Reviewed by MARGIE THOMSON
Simons' sixth novel takes us away from the war-torn Russia of The Bronze Horseman and The Bridge to Holy Cross, and back to where she started with her first blockbuster Tully, the United States of today.
Lily, 24, lives with her flatmate Amy in a tiny fifth-floor apartment in lower Manhattan. She's broke, hasn't managed to graduate from college where she's studying art, and her boyfriend has just left. She's living a laconic kind of life, liking only to sleep late and paint. "The most interesting things in Lily's life happened to other people, and that's just how Lily liked it," we're told.

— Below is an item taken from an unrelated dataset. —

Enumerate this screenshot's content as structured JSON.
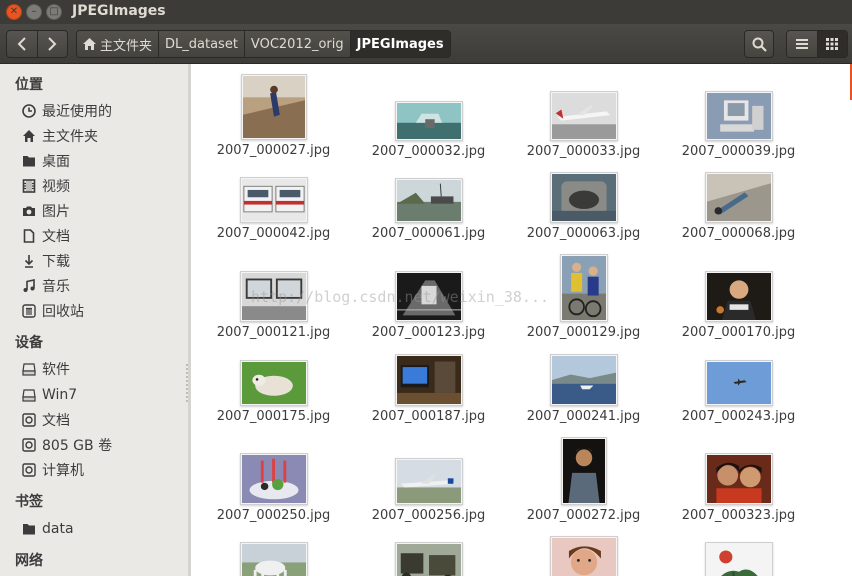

Well, that's about to change, of course. First, she wins the New York lottery, but for most of the novel her ticket remains unclaimed, tacked to her wall, as she cringes from the idea that fate has somehow fingered her and that her win is only a portent of trouble.
Second, Amy goes missing, bringing into Lily's life the enigmatic detective Spencer Patrick O'Malley from the missing persons bureau - as secretive but strangely, idiosyncratically alluring as Lily herself.
Third, Lily becomes unimaginably ill. Fourth, her horrible, dysfunctional family is falling apart, her mother an hysterical alcoholic, her congressman brother a suspect in Amy's disappearance, her sisters unbearable, her grandmother harbouring secrets from the brutal war days in her native Poland.
In short, there's a lot of plot going on, and some pretty powerful characterisations, too - quite enough to satisfy Simons' more than 20,000 New Zealand fans, who'll be stampeding to buy this very readable novel.
Simons is a most unusual writer, hard to pigeonhole, just as this novel is hard to pin down. Murder mystery? Political thriller? Medical saga? Family saga? Morality tale? Dark literary exploration of urban isolation and loneliness? Love story? It's all of these, and Simons has a voice for each and every genre - which can be a bit unsettling.
Hard to believe the same writer who can write so movingly and with depth about the "crying room" that each person carries within them, and about quite philosophical matters to do with humanity in the modern world, can also write so childishly about SEX (yes, in capitals, so breathless is the writing), and then subject us to learned and quite didactic tracts about Russian political theorists.
However, it's a formula that seems to work. Like Lily with her paintings, one feels that Simons expresses her own passions through her storylines, and that she's written it fast and compulsively. Which is fitting, because that's just how it needs to be read.